Auch wenn es genügend Raum für Spekulationen bei der Wahl des Titels für den dritten Silberling gibt, an ein „Revival“ ist im Falle von The Answer noch so rein überhaupt nicht zu denken. Spätestens jetzt müssten bei so einigen in Nullkommanichts die erlebten Glanzzeiten während der Promophasen zu den Vorgängerscheiben „Rise“ und „Everyday Demons“ in Erinnerung kommen. Ansonsten rufe ich diese jetzt hervor.
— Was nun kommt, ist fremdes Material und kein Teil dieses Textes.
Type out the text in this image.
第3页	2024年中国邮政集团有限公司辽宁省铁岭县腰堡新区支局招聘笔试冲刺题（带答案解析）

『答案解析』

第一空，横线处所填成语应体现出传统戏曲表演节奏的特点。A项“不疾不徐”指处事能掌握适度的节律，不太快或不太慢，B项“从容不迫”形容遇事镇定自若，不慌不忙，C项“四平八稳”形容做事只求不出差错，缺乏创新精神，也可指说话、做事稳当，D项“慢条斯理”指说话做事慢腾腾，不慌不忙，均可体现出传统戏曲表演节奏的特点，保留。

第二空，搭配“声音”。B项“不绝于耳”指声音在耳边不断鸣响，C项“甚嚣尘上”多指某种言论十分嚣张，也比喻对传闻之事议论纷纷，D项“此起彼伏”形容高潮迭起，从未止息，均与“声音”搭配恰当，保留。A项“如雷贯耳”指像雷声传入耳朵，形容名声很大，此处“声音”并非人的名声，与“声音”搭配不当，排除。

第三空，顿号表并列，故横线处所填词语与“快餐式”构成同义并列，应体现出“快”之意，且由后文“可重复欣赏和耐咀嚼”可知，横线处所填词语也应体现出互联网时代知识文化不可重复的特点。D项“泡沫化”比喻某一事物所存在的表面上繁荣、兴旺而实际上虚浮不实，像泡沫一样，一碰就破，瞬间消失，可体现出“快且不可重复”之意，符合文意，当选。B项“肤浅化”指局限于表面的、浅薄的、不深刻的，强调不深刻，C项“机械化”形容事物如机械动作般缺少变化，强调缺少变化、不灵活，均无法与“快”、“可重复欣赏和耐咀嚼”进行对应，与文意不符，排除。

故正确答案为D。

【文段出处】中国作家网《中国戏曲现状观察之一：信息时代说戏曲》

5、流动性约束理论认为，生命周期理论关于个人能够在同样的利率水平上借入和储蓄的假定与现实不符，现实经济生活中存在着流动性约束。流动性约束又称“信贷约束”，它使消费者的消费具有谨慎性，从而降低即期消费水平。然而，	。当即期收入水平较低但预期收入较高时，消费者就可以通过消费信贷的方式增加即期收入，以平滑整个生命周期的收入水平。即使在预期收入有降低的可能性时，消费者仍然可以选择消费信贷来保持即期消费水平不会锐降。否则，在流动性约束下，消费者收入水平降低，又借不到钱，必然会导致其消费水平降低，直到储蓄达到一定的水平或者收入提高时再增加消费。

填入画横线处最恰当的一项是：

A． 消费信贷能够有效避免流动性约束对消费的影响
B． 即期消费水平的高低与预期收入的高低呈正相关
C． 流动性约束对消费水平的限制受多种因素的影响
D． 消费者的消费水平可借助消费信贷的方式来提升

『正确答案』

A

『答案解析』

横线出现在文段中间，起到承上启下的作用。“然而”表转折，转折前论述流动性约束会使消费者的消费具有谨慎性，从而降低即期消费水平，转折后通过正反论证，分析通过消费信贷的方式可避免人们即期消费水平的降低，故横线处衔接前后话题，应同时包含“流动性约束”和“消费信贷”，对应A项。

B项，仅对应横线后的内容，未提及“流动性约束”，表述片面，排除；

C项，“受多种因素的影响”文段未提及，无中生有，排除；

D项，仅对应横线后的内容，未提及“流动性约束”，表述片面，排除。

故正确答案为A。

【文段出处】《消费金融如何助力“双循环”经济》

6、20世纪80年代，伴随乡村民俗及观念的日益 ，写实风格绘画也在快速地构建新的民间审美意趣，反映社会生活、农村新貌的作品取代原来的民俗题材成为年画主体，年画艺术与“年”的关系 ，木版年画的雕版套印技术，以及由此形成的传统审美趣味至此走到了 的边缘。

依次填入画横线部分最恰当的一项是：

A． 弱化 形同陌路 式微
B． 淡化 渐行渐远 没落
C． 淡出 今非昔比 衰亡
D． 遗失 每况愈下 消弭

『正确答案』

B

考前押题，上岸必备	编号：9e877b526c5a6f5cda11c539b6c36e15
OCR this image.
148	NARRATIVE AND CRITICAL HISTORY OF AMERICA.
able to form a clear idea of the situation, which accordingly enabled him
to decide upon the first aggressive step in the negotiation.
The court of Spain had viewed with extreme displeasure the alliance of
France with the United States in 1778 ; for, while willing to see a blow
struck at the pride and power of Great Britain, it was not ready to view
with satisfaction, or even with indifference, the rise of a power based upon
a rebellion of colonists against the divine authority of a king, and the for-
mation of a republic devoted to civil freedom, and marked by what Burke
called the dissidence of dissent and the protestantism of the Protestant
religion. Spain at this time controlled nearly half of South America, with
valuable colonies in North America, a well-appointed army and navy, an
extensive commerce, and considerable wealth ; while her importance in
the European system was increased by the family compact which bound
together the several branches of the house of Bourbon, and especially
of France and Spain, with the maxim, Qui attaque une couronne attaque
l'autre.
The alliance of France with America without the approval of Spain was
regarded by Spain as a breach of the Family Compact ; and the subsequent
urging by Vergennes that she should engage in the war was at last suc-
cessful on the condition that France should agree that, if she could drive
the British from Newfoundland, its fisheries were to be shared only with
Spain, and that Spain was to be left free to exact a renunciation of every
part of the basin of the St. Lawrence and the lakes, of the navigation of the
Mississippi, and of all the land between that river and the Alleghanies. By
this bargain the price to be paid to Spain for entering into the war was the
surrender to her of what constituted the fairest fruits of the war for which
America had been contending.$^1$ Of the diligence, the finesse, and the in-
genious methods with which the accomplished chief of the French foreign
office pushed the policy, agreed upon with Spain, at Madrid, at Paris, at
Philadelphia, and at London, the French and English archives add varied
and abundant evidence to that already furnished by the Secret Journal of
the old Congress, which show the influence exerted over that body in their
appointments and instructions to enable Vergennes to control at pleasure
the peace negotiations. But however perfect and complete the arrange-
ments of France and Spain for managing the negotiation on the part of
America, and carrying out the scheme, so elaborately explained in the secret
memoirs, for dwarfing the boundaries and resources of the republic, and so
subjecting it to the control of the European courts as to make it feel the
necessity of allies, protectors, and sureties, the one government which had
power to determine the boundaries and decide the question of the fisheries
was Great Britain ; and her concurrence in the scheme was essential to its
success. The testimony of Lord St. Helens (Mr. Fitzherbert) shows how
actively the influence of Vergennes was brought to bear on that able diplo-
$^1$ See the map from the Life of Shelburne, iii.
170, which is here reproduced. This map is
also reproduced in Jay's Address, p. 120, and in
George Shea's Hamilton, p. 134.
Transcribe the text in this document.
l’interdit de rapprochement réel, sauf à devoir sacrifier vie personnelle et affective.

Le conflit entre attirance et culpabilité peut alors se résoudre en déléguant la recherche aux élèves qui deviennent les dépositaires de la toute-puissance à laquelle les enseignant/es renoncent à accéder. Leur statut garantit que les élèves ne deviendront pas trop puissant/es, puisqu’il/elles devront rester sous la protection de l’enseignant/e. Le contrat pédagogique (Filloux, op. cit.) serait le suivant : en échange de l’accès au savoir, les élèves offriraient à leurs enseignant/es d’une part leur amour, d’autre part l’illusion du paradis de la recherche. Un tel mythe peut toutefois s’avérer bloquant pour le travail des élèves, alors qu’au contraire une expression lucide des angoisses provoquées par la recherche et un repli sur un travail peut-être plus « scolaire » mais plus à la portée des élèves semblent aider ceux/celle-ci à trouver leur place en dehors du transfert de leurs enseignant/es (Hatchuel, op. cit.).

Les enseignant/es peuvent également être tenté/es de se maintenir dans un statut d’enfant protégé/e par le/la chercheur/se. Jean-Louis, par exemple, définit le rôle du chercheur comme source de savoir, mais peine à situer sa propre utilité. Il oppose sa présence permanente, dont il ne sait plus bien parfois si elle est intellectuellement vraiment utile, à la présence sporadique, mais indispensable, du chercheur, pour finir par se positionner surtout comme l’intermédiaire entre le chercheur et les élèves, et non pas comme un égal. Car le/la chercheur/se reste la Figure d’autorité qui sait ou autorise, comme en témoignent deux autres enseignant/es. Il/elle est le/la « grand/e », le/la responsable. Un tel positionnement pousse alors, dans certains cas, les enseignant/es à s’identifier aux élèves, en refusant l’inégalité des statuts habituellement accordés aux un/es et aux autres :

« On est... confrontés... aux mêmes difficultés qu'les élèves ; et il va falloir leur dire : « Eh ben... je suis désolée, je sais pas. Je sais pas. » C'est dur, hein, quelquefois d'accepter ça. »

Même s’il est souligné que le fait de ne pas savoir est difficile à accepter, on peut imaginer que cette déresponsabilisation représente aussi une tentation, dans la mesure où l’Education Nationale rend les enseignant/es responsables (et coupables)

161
Mit positiver Kritik noch und nöcher überhäuft, sei es nun das hohe Potential an Ohrwürmern, der gelebte und vermittelte Spaß an der Sache oder eben das unglaublich harmonisch umgesetzte Gesamtkonzept – es ist schwer, sämtliche Punkte kurz und prägnant zusammenzufassen. Es galt nun einen Anschluss an selbige Erfolgsstory zu schaffen. Ob dies gelungen ist? Wir werden es ergründen. Songs wie „Waste your Tears“, „Destroy me“ oder „One more Revival“ geben zumindest genügend Anlass zur Hoffnung. Die Songstruktur insgesamt ist simpler: ohne unnötig viel um den heißen Brei zu reden, ohne den unnötigen massenhaften Einsatz von allerlei technischem Schnickschnack. Stiltechnisch bewegen wir uns auch 2011 in den von den Idolen Led Zeppelin projizierten Soundgefilden.
Das vernichtende Urteil der Jury? Ganz hat das Anknüpfen nicht funktioniert, nichtsdestotrotz kommt mit „Revival“ ein Album der Extraklasse daher, welches im fast schon vorüber gegangenen 2011 doch noch zu einem Must-Have einlädt.